Favorecimento a empresas de pequeno porte em licitações deve estar previsto em Edital

O favorecimento em licitações, em caso de empate técnico, a empresas de pequeno porte deve estar previsto no Edital que publicizou a concorrência, concluiu o Colegiado.

A 21ª Câmara Cível do TJRS confirmou liminar anteriormente concedida para suspender a execução do contrato entre a TRENSURB e a NALC Comércio e Indústria Ltda., empresa prestadora de serviços de engenharia e fornecimento de materiais para a manutenção de escadas rolantes das estações de trens.  A decisão desta quarta-feira (25/3) foi unânime.
O favorecimento em licitações, em caso de empate técnico, a empresas de pequeno porte deve estar previsto no Edital que publicizou a concorrência, concluiu o Colegiado.
A empresa Thyssenkrupp Elevadores Ltda. impetrou Mandado de Segurança contra o resultado da Concorrência nº 004/2008, do tipo menor preço, que concluiu pela adjudicação dos serviços para a Nalc Comércio e Indústria.
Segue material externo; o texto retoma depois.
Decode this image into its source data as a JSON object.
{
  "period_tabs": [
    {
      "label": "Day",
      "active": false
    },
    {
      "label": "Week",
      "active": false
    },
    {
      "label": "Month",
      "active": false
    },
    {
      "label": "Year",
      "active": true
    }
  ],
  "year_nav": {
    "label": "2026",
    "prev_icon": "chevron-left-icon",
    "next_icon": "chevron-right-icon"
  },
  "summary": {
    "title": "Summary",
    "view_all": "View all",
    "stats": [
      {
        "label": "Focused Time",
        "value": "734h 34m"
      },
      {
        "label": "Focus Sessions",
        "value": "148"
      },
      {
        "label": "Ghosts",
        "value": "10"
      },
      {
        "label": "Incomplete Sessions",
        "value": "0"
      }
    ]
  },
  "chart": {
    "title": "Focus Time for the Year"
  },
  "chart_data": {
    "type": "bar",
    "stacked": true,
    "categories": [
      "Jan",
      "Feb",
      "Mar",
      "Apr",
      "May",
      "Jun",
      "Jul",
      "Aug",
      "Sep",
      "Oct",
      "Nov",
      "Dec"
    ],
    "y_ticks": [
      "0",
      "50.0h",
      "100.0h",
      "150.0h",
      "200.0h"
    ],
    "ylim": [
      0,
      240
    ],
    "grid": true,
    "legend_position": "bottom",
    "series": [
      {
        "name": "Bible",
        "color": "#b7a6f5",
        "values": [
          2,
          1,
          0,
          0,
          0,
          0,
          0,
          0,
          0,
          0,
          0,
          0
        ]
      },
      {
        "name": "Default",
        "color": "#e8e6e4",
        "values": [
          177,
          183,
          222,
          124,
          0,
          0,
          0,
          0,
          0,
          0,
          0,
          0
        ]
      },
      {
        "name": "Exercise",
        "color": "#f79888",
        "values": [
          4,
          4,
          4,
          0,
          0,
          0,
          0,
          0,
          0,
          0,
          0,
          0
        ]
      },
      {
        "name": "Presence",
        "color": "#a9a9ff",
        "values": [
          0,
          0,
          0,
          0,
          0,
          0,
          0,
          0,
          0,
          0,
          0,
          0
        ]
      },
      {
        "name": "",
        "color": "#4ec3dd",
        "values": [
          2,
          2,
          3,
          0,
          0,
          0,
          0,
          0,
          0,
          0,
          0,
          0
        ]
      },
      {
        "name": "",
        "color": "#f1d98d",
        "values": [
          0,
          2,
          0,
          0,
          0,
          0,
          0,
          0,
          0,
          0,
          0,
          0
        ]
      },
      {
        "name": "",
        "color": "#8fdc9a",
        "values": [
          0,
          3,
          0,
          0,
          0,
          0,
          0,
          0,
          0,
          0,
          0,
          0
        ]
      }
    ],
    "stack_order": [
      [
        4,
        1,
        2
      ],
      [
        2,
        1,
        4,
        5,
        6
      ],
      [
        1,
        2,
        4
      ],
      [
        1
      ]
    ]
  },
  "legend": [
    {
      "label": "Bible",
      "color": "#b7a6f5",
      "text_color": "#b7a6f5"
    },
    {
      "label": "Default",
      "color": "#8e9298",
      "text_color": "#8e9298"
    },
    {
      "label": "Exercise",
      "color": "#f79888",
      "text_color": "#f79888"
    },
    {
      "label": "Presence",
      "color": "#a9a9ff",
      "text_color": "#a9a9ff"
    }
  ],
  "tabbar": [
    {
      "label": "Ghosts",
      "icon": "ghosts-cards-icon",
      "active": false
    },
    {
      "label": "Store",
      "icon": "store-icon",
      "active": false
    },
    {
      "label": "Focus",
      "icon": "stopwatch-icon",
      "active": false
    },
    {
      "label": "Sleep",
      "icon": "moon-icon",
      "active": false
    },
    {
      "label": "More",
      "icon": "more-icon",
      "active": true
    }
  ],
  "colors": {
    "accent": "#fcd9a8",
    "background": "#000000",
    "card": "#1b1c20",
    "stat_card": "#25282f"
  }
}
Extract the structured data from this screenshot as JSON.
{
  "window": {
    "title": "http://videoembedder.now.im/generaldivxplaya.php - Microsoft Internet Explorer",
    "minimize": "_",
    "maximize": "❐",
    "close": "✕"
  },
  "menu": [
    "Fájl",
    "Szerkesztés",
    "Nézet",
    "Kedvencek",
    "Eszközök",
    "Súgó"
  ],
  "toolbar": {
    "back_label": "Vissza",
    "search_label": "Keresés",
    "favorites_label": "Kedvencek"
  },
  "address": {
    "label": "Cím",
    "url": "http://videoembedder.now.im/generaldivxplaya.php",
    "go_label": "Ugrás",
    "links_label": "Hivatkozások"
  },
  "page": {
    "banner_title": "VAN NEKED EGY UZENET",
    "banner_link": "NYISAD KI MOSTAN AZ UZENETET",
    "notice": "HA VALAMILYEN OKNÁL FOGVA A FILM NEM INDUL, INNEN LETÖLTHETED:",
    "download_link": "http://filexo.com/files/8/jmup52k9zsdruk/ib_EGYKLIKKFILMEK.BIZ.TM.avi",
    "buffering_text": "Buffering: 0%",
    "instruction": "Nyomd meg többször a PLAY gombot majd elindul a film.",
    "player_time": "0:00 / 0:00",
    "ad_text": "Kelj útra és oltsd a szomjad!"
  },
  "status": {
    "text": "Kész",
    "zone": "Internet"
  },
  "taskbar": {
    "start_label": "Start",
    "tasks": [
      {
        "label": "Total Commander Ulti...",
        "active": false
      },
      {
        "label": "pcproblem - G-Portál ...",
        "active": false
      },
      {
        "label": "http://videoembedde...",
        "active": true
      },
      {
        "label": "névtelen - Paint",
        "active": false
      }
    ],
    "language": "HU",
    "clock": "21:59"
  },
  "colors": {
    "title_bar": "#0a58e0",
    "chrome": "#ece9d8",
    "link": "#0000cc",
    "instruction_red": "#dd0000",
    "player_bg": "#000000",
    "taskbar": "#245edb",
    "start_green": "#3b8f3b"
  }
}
A TRENSURB classificou a empresa como de pequeno porte e a declarou vencedora aplicando dispositivo da Complementar nº 123/06 (Lei das Licitações), que favorece as empresas de pequeno porte em situação de empate, embora a aplicação das condições de favorecimento não estivessem explícitas no Edital.
Para a Juíza Munira Hanna, da 1ª Vara Cível do Foro Central de Porto Alegre, a previsão de tratamento diferenciado favorecendo as microempresas e empresas de pequeno porte está previsto na Constituição Federal e na Lei Complementar nº 123/06. No 1º Grau, a magistrada indeferiu o pedido liminar solicitado pela Thyssenkrupp.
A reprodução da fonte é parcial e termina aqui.